Prédica: Romanos 4.18-25
Leituras: Oséias 5.15-6.6 e Mateus 9.9-13
Autor: Ervino Schmidt
Data Litúrgica: 3º Domingo após Pentecostes
Data da Pregação: 13/06/1999
Proclamar Libertação – Volume: XXIV
Tema:
1. Introdução
Uma busca em auxílios homiléticos os mais variados, inclusive Proclamar Libertação, mostrou-me que Rm 4 praticamente não aparece. Há, isto sim, muitas interpretações de Rm 3.21-31. Mas já uma rápida leitura do cap. 4 mostra que ele ocupa uma posição-chave no todo da Carta aos Romanos.
Nele é apresentada exaustiva prova escriturística da justificação pela fé. Encerra a parte dogmática da carta e encaminha para os caps. 5-8, nos quais a justificação é apresentada concretamente como realidade de nova vida.
Ao elaborar a prova escriturística, Paulo emprega toda a acuidade, toda a agudeza de percepção. Opera com fortes antíteses e manifesta incrível audácia. Isto não é de admirar, pois se trata da defesa da doutrina da justificação pela fé, ponto central da teologia paulina.

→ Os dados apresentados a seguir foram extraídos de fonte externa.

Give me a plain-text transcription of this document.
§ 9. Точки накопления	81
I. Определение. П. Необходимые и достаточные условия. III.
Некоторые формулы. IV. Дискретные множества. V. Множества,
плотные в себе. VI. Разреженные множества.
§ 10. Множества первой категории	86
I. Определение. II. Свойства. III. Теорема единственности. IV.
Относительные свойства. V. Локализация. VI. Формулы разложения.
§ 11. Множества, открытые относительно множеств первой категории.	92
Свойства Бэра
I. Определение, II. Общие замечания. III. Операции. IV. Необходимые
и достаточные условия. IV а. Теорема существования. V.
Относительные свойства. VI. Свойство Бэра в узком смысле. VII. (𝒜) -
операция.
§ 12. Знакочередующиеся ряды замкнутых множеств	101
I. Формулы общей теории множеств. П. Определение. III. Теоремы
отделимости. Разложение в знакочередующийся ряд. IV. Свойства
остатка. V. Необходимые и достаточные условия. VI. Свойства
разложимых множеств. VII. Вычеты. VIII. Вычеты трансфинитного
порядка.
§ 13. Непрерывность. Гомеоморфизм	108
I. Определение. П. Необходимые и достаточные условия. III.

2. A principal argumentação do apóstolo
Abraão teve fé em Deus e isso lhe foi levado em conta de justiça (literalmente: e isso lhe foi imputado para justiça) (v. 3).
O apóstolo cita Gn 15.6: é uma passagem decisiva. O judaísmo contemporâneo pintava Abraão como um fiel observante da lei e destacava suas obras. Paulo não nega as boas obras do patriarca, mas deixa bem claro que ele não foi justificado com base nelas, e sim pela fé. O que importa é a aceitação da palavra de Deus e a permanência sob a mesma. Isto significa confiança pessoal e esperança numa promessa que nenhum ser humano pode garantir.

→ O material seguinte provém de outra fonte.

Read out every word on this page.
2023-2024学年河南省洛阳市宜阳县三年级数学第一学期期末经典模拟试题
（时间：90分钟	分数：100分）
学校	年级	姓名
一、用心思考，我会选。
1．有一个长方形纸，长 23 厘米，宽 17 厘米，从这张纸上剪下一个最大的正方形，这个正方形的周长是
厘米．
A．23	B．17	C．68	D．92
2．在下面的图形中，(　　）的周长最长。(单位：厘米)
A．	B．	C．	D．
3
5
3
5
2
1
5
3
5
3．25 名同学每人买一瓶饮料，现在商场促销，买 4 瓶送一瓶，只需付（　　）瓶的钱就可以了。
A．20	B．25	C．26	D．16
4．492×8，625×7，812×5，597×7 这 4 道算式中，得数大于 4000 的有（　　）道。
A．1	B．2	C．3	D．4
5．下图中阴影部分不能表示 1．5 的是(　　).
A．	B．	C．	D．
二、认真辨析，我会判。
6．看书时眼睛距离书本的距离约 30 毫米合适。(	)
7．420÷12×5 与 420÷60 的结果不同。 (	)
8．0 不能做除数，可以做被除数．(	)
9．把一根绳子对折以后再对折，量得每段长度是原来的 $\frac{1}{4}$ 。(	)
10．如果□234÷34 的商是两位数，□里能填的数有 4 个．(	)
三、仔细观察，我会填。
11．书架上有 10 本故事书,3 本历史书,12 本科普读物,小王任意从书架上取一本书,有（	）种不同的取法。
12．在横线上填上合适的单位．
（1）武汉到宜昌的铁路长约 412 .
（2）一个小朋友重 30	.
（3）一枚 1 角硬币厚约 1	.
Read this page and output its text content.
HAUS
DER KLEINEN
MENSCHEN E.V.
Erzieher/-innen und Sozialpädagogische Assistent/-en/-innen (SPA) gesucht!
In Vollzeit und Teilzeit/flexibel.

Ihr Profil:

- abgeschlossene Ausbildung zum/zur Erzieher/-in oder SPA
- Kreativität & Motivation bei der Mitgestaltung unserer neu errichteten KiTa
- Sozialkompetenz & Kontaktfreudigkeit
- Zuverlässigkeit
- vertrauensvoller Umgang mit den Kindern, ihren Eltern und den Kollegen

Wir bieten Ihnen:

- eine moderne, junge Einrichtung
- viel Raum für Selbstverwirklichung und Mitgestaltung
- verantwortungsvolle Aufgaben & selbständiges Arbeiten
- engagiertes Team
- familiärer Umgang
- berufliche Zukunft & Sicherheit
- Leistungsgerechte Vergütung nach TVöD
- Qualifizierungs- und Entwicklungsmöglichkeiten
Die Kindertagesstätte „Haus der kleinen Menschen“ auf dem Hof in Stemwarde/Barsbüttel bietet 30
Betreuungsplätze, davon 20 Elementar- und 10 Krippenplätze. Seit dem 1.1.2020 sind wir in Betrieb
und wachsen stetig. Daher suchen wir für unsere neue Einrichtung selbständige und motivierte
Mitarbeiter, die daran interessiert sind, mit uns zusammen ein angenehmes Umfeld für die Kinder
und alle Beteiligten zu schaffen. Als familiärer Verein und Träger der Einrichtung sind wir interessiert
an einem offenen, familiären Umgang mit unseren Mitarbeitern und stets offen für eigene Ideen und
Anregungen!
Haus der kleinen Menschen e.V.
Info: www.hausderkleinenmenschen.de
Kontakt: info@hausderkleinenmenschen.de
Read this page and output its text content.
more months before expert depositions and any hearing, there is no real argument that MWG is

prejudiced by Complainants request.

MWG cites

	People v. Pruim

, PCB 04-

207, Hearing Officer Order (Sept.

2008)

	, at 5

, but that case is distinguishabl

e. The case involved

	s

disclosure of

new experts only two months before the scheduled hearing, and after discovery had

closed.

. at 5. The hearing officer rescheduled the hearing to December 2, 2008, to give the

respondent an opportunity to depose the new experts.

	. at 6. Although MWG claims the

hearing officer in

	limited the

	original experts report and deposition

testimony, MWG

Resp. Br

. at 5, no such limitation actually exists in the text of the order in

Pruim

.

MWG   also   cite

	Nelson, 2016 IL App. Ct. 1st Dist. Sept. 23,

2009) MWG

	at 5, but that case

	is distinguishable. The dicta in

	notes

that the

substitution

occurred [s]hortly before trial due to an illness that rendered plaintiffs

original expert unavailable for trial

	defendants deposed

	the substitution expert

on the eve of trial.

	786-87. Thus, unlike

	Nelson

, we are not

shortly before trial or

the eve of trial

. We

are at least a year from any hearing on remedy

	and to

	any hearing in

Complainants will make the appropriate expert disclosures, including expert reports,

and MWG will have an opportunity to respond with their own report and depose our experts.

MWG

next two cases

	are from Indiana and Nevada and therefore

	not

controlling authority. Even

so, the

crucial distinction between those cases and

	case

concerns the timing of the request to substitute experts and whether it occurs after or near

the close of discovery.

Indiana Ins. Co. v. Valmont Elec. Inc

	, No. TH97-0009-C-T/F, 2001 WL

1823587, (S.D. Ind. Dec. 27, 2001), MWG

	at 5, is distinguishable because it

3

O verbo imputar, sem dúvida, é um termo do contexto da contabilidade, é terminologia de caráter jurídico e financeiro. De maneira figurativa imaginava-se uma espécie de registro contábil das obras boas ou más das pessoas.

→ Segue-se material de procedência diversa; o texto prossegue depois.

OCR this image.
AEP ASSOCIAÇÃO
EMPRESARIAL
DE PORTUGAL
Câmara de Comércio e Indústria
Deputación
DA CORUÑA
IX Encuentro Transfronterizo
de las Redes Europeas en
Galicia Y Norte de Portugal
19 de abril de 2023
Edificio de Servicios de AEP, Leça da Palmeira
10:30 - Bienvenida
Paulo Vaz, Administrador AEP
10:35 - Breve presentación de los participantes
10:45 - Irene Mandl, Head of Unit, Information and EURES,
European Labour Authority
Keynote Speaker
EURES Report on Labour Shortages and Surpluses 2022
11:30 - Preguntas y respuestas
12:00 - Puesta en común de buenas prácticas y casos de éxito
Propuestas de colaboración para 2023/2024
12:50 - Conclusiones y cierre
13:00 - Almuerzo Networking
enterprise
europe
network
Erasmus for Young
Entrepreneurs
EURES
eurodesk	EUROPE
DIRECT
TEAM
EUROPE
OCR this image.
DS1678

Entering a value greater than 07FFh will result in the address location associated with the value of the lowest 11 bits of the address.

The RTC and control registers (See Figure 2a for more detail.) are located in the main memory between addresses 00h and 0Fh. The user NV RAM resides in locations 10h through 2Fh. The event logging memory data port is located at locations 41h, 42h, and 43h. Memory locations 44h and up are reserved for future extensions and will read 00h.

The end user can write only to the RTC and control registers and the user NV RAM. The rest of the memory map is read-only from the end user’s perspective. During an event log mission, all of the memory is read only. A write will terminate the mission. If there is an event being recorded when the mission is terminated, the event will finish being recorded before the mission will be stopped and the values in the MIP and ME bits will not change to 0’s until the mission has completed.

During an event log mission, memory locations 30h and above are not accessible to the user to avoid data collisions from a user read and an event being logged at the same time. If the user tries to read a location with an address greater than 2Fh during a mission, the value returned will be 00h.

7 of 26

Justiça de Deus não é uma questão de contabilidade! Deus nunca loi devedor de Abraão! Critérios de merecimento estão excluídos. Excluído também está o critério da produção.
Paulo, neste ponto, usa um exemplo da vida diária para sua argumentação. O operário tem direito de receber a recompensa pelo seu esforço. Quem trabalha recebe a remuneração a que faz jus. As relações entre operário e patrão são reguladas por determinações jurídicas. Para determinado trabalho é pago o salário correspondente.
Mas esse raciocínio não serve para a relação com Deus. Aqui recebe quem não realiza obras. Então não se trata mais de débito, mas de graça, xáris! O ser humano gosta de se entender diante de Deus como operário. Parece que há um estranho fascínio por querer exigir pagamento por obras realizadas. Mas na relação com Deus o critério da produção não tem lugar. Isto não significa nunca que fé seja passividade. No fundo é uma questão bem simples que está em jogo: somos operários ou filhos e filhas? Um operário realiza obras para receber seu salário, um filho recebe de graça, por isso realiza obras. Em que, em última análise, depositamos a nossa confiança? Nas obras da Lei ou na bondade de Deus? Isso não é um jogo de palavras. É, isto sim, algo extremamente sério. Aqui está em jogo o próprio conceito de Deus. Deus é um mero distribuidor de recompensa e castigo ou ele é o Deus soberano para compadecer-se dos ímpios e livre para amar?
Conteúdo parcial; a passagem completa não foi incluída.